Transisi ini akan dialihkan kepada National Committee for the Administration of Gaza (NCAG), sebuah entitas yang saat ini berpangkalan di Kairo, Mesir. NCAG dibentuk sebagai bagian dari inisiatif Board of Peace yang diprakarsai oleh Presiden Amerika Serikat, Donald Trump, saat ia menjadi mediator utama dalam kesepakatan gencatan senjata yang ditandatangani pada Oktober 2025. Pembentukan komite ini diharapkan dapat memulihkan pelayanan publik yang sempat terhenti akibat konflik berkepanjangan.

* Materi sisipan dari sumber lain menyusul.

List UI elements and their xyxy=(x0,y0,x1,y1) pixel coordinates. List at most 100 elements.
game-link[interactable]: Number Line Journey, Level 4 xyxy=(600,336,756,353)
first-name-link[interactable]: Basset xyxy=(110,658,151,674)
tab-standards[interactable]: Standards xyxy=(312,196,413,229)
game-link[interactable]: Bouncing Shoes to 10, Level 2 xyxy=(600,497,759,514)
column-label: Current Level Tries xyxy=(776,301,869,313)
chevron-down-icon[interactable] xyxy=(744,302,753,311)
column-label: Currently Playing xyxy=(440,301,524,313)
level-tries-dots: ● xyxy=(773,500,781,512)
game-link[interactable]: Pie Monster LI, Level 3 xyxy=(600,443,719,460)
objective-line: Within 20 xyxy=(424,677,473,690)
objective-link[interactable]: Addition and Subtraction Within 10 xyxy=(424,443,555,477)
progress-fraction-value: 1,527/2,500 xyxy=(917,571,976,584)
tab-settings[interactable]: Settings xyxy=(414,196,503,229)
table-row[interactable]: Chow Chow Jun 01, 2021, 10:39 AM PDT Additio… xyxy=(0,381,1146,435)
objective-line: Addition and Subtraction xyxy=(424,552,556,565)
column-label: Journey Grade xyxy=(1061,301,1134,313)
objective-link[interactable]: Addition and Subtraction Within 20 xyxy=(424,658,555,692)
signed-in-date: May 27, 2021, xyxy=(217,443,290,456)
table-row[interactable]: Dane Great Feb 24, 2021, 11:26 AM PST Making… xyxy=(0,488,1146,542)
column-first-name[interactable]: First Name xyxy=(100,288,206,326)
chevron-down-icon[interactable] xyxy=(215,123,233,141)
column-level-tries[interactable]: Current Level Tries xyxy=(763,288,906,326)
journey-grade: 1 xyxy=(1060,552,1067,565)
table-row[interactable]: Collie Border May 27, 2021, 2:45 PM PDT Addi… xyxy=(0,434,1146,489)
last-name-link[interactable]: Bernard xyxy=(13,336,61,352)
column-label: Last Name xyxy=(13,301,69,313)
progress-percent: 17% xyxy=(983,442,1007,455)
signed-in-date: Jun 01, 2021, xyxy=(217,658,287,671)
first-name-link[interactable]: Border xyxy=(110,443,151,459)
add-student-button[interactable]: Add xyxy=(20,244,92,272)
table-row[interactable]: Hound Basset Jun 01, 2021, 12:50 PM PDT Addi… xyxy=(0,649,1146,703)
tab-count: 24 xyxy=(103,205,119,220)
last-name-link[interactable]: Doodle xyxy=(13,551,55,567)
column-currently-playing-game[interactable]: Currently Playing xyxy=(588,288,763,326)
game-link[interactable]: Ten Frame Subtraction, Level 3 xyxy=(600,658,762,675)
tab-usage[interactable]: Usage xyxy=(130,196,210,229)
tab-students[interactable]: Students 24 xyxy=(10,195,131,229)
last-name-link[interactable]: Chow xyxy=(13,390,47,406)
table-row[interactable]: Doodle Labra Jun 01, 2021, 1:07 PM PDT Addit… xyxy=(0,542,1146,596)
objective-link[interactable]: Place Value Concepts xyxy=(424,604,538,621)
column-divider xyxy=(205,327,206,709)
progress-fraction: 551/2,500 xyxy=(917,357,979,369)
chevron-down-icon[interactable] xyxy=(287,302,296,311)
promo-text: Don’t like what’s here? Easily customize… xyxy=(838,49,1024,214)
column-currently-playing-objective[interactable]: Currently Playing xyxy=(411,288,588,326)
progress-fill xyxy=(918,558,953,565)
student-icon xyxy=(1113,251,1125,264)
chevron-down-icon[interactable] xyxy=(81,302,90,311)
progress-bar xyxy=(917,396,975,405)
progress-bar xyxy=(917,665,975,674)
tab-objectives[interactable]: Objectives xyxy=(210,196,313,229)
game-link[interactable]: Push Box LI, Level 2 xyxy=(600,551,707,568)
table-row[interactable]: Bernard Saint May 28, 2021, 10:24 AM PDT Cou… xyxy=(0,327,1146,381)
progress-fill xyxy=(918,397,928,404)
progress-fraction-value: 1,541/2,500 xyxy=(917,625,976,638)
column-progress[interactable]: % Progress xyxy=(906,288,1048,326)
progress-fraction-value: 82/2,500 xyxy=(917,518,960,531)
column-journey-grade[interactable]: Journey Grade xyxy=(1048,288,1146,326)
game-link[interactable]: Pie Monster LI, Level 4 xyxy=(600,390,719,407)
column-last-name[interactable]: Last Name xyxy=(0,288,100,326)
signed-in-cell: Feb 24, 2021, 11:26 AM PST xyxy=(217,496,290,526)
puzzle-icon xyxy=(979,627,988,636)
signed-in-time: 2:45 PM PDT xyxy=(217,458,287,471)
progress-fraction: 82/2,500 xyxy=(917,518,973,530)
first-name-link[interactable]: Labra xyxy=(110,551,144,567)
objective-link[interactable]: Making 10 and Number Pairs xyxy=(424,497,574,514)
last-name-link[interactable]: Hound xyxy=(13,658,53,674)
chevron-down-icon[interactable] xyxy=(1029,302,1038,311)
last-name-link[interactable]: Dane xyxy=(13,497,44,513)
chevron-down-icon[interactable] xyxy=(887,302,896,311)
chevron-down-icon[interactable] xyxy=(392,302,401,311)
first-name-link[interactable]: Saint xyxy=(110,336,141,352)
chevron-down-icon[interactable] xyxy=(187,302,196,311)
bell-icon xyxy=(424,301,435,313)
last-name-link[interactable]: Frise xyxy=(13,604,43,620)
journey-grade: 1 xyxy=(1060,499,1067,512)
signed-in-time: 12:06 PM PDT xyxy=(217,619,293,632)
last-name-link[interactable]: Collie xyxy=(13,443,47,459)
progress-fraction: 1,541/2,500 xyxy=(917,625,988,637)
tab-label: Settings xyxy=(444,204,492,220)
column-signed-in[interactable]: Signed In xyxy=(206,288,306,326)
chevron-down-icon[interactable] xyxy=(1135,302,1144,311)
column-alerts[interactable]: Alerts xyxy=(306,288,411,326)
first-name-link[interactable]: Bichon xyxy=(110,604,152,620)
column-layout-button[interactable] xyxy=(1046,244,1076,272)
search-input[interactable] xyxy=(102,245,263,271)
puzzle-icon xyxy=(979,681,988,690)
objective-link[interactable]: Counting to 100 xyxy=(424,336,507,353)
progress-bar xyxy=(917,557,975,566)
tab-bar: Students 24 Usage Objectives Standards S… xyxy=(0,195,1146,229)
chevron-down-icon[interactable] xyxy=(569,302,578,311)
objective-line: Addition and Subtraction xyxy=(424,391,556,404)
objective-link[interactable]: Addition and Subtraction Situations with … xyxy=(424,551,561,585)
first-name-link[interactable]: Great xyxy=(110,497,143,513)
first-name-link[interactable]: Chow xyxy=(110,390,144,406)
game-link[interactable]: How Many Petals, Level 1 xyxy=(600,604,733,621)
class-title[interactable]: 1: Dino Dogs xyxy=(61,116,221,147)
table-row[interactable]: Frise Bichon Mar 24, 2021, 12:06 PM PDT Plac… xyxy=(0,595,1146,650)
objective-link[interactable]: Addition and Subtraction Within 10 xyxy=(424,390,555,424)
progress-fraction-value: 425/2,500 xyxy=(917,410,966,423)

Bagi masyarakat Gaza, perubahan ini membawa harapan baru terhadap pemulihan infrastruktur sipil dan pelayanan dasar yang sangat dibutuhkan. Meski transisi pemerintahan teknokratis dipandang sebagai langkah positif oleh komunitas internasional, tantangan dalam mengintegrasikan berbagai faksi Palestina ke dalam satu sistem pemerintahan yang kohesif tetap menjadi pekerjaan rumah yang menantang bagi para pemangku kepentingan.
Ke depannya, keberhasilan transisi ini akan sangat bergantung pada dukungan diplomatik dari negara-negara regional dan efektivitas NCAG dalam menjalankan tugas administratifnya. Meskipun Hamas telah menunjukkan niat untuk melepaskan kendali pemerintahan, dunia internasional tetap memantau dengan cermat apakah proses ini akan benar-benar mengarah pada perdamaian permanen atau hanya sekadar perubahan bentuk administratif di tengah situasi keamanan yang masih rapuh.